Pura-pura untuk memuja beliau di tempat mana beliau pernah bermukim membimbing umat adalah : Purancak, Rambut siwi, Pakendungan, Ulu watu, Bukit Gong, Bukit Payung, Sakenan, Air Jeruk, Tugu, Tengkulak, Gowa Lawah, Ponjok Batu, Suranadi (Lombok), Pangajengan, Masceti, Peti Tenget, Amertasari, Melanting, Pulaki, Bukcabe, Dalem Gandamayu, Pucak Tedung, dan lain-lain. Akhirnya Dang Hyang Nirartha menghilang gaib (moksa) di Pura Uluwatu. (Moksa = bersatunya atman dengan Brahman/Sang Hyang Widhi Wasa, meninggal dunia tanpa meninggalkan jasad).
Setelah mengungkapkan bahwa Sabdo Palon sejatinya adalah Dang Hyang Nirartha, lalu bapak Tri Budi Marhaen Darmawan memberikan kepada saya 10 (sepuluh) pesan dari beliau Dang Hyang Nirartha sbb:
“Kesimpulan akhirnya adalah : Putra Betara Indra = Budak Angon = Satrio Pinandhito Sinisihan Wahyu seperti yang telah dikatakan oleh para leluhur Nusantara di atas adalah sosok yang diharap-harapkan rakyat nusantara selama ini, yaitu beliau yang dinamakan “SATRIO PININGIT”. Jadi, Satrio Piningit (SP) = adalah seorang Satrio Pinandhito (SP) = yaitulah Sabdo Palon (SP) = sebagai Sang Pamomong (SP) = dikenal juga dengan nama Semar Ponokawan (SP) = pemegang pusaka Sabdo Palon (SP) = berada di “SP” (?) = tepatnya di daerah “SP” (?) = dimana terdapat “SP” (?) = dengan nama “SP” dan “SP” (?) . Satrio Piningit tidak akan sekedar mengaku-aku bahwa dirinya adalah seorang Satrio Piningit. Namun beliau akan “membuktikan” banyak hal yang sangat fenomenal untuk kemaslahatan rakyat negeri ini. Kapan waktunya ? Hanya Allah SWT yang tahu. Subhanallah… Masya Allah la quwata illa billah…”

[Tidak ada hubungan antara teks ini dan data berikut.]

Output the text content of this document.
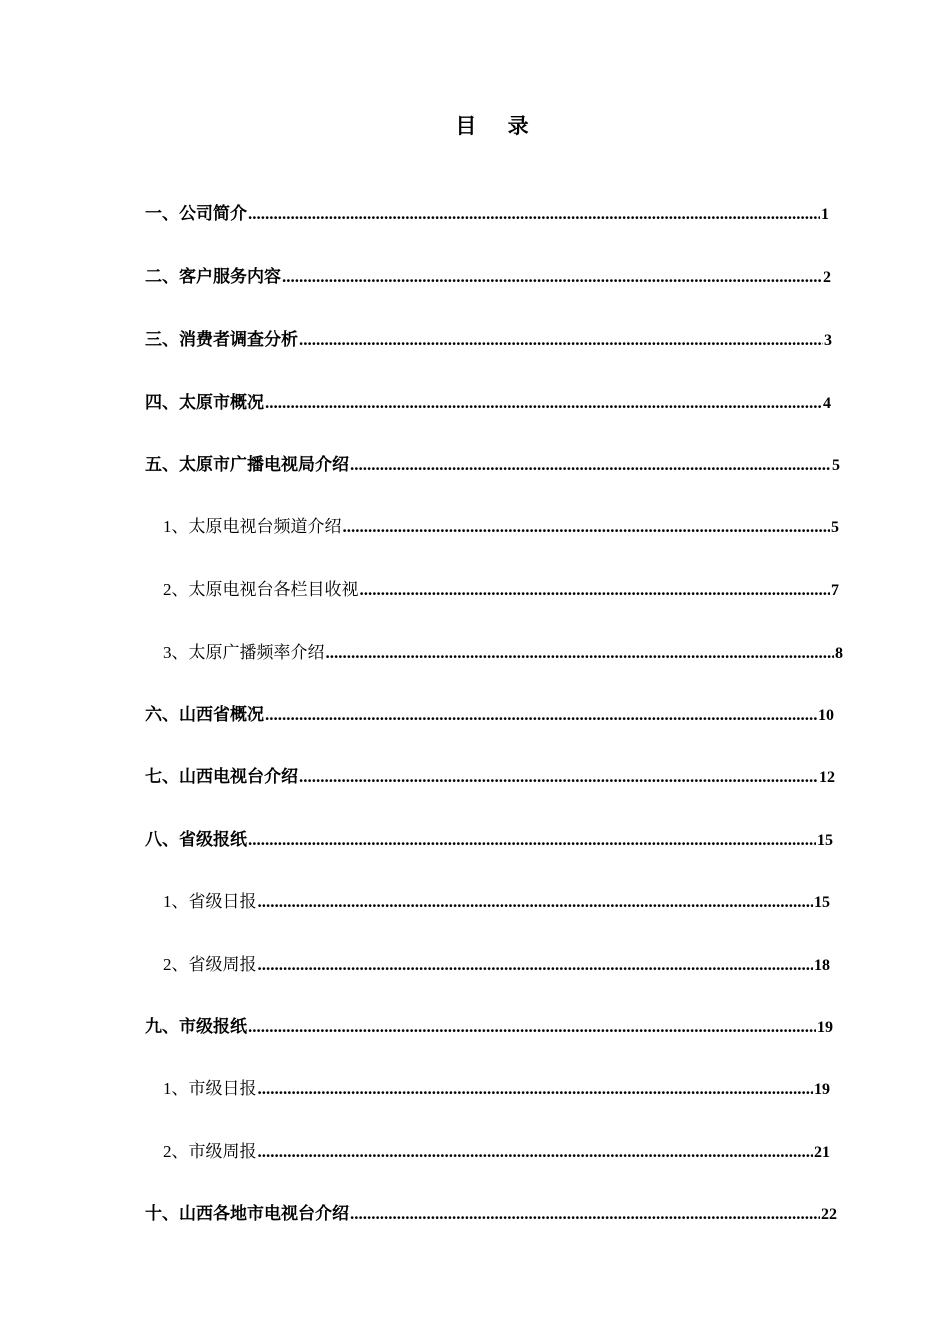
目 录
一、公司简介 .....	1
二、客户服务内容 .....	2
三、消费者调查分析 .....	3
四、太原市概况 .....	4
五、太原市广播电视局介绍 .....	5
1、太原电视台频道介绍 .....	5
2、太原电视台各栏目收视 .....	7
3、太原广播频率介绍 .....	8
六、山西省概况 .....	10
七、山西电视台介绍 .....	12
八、省级报纸 .....	15
1、省级日报 .....	15
2、省级周报 .....	18
九、市级报纸 .....	19
1、市级日报 .....	19
2、市级周报 .....	21
十、山西各地市电视台介绍 .....	22
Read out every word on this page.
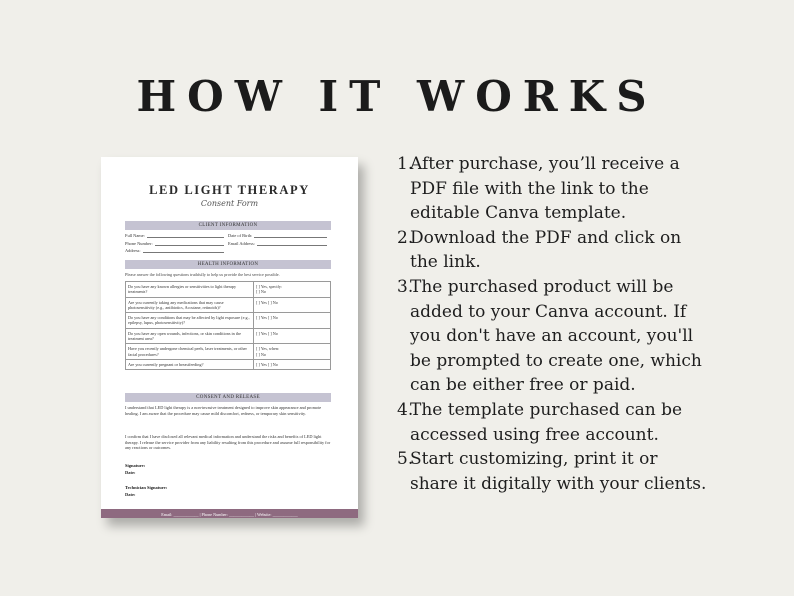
HOW IT WORKS
LED LIGHT THERAPY
Consent Form
CLIENT INFORMATION
Full Name:	Date of Birth:
Phone Number:	Email Address:
Address:
HEALTH INFORMATION
Please answer the following questions truthfully to help us provide the best service possible.
Do you have any known allergies or sensitivities to light therapy treatments?	[ ] Yes, specify:
[ ] No
Are you currently taking any medications that may cause photosensitivity (e.g., antibiotics, Accutane, retinoids)?	[ ] Yes [ ] No
Do you have any conditions that may be affected by light exposure (e.g., epilepsy, lupus, photosensitivity)?	[ ] Yes [ ] No
Do you have any open wounds, infections, or skin conditions in the treatment area?	[ ] Yes [ ] No
Have you recently undergone chemical peels, laser treatments, or other facial procedures?	[ ] Yes, when:
[ ] No
Are you currently pregnant or breastfeeding?	[ ] Yes [ ] No
CONSENT AND RELEASE
I understand that LED light therapy is a non-invasive treatment designed to improve skin appearance and promote healing. I am aware that the procedure may cause mild discomfort, redness, or temporary skin sensitivity.
I confirm that I have disclosed all relevant medical information and understand the risks and benefits of LED light therapy. I release the service provider from any liability resulting from this procedure and assume full responsibility for any reactions or outcomes.
Signature:
Date:
Technician Signature:
Date:
Email: ____________ | Phone Number: ____________ | Website: ____________
1.
After purchase, you’ll receive a
PDF file with the link to the
editable Canva template.
2.
Download the PDF and click on
the link.
3.
The purchased product will be
added to your Canva account. If
you don't have an account, you'll
be prompted to create one, which
can be either free or paid.
4.
The template purchased can be
accessed using free account.
5.
Start customizing, print it or
share it digitally with your clients.
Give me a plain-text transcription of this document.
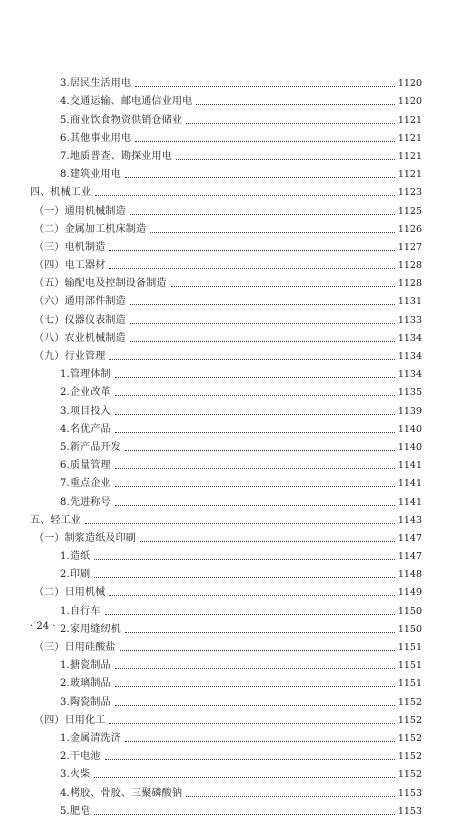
3.居民生活用电	1120
4.交通运输、邮电通信业用电	1120
5.商业饮食物资供销仓储业	1121
6.其他事业用电	1121
7.地质普查、勘探业用电	1121
8.建筑业用电	1121
四、机械工业	1123
（一）通用机械制造	1125
（二）金属加工机床制造	1126
（三）电机制造	1127
（四）电工器材	1128
（五）输配电及控制设备制造	1128
（六）通用部件制造	1131
（七）仪器仪表制造	1133
（八）农业机械制造	1134
（九）行业管理	1134
1.管理体制	1134
2.企业改革	1135
3.项目投入	1139
4.名优产品	1140
5.新产品开发	1140
6.质量管理	1141
7.重点企业	1141
8.先进称号	1141
五、轻工业	1143
（一）制浆造纸及印刷	1147
1.造纸	1147
2.印刷	1148
（二）日用机械	1149
1.自行车	1150
2.家用缝纫机	1150
（三）日用硅酸盐	1151
1.搪瓷制品	1151
2.玻璃制品	1151
3.陶瓷制品	1152
（四）日用化工	1152
1.金属清洗济	1152
2.干电池	1152
3.火柴	1152
4.栲胶、骨胶、三聚磷酸钠	1153
5.肥皂	1153
· 24 ·
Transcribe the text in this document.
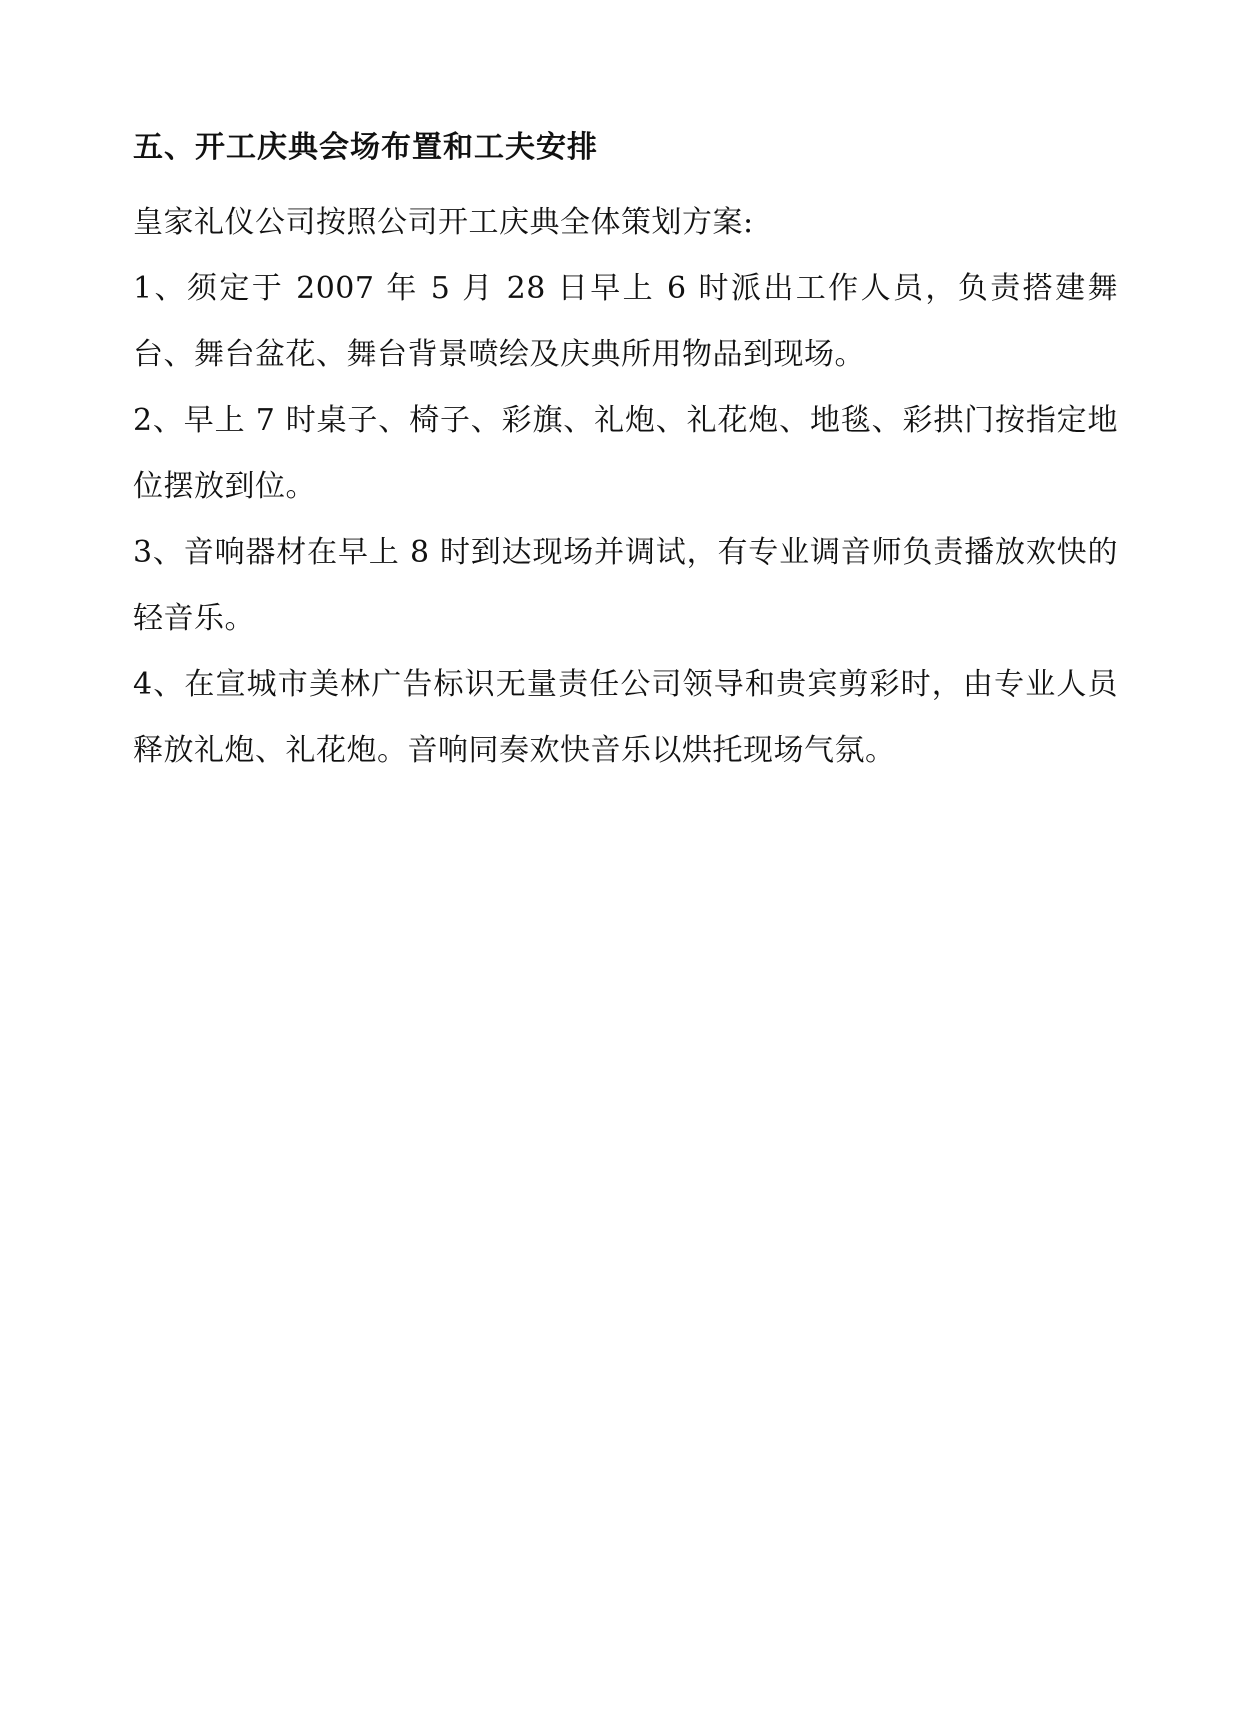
五、开工庆典会场布置和工夫安排

皇家礼仪公司按照公司开工庆典全体策划方案:

1、须定于 2007 年 5 月 28 日早上 6 时派出工作人员，负责搭建舞台、舞台盆花、舞台背景喷绘及庆典所用物品到现场。

2、早上 7 时桌子、椅子、彩旗、礼炮、礼花炮、地毯、彩拱门按指定地位摆放到位。

3、音响器材在早上 8 时到达现场并调试，有专业调音师负责播放欢快的轻音乐。

4、在宣城市美林广告标识无量责任公司领导和贵宾剪彩时，由专业人员释放礼炮、礼花炮。音响同奏欢快音乐以烘托现场气氛。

Menarik memang di dalam mencari jawab tentang siapakah Sabdo Palon ? Karena kata Sabdo Palon Noyo Genggong sebagai penasehat spiritual Prabu Brawijaya V (memerintah tahun 1453 – 1478) tidak hanya dapat ditemui di dalam Serat Darmagandhul saja, namun di dalam bait-bait terakhir ramalan Joyoboyo (1135 – 1157) juga telah disebut-sebut, yaitu bait 164 dan 173 yang menggambarkan tentang sosok Putra Betara Indra sbb :
164.
…; mumpuni sakabehing laku; nugel tanah Jawa kaping pindho; ngerahake jin setan; kumara prewangan, para lelembut ke bawah perintah saeko proyo kinen ambantu manungso Jawa padha asesanti trisula weda; landhepe triniji suci; bener, jejeg, jujur; kadherekake Sabdopalon lan Noyogenggong.(…; menguasai seluruh ajaran (ngelmu); memotong tanah Jawa kedua kali; mengerahkan jin dan setan; seluruh makhluk halus berada di bawah perintahnya bersatu padu membantu manusia Jawa berpedoman pada trisula weda; tajamnya tritunggal nan suci; benar, lurus, jujur; didampingi Sabdopalon dan Noyogenggong)
173.
nglurug tanpa bala; yen menang tan ngasorake liyan; para kawula padha suka-suka; marga adiling pangeran wus teka; ratune nyembah kawula; angagem trisula wedha; para pandhita hiya padha muja; hiya iku momongane kaki Sabdopalon; sing wis adu wirang nanging kondhang; genaha kacetha kanthi njingglang; nora ana wong ngresula kurang; hiya iku tandane kalabendu wis minger; centi wektu jejering kalamukti; andayani indering jagad raya; padha asung bhekti.(menyerang tanpa pasukan; bila menang tak menghina yang lain; rakyat bersuka ria; karena keadilan Yang Kuasa telah tiba; raja menyembah rakyat; bersenjatakan trisula wedha; para pendeta juga pada memuja; itulah asuhannya Sabdopalon; yang sudah menanggung malu tetapi termasyhur; segalanya tampak terang benderang; tak ada yang mengeluh kekurangan; itulah tanda zaman kalabendu telah usai; berganti zaman penuh kemuliaan; memperkokoh tatanan jagad raya; semuanya menaruh rasa hormat yang tinggi)
Serat Darmagandhul
Memahami Serat Darmagandhul dan karya-karya leluhur kita dibutuhkan kearifan dan netralitas yang tinggi, karena mengandung nilai kawruh Jawa yang sangat tinggi. Jika belum matang beragama maka akan muncul sentimen terhadap agama lain. Tentu ini tidak kita kehendaki. Tiada maksud lain dari saya kecuali hanya ingin mengungkap fakta dan membedah warisan leluhur dari pendekatan spiritual dan historis.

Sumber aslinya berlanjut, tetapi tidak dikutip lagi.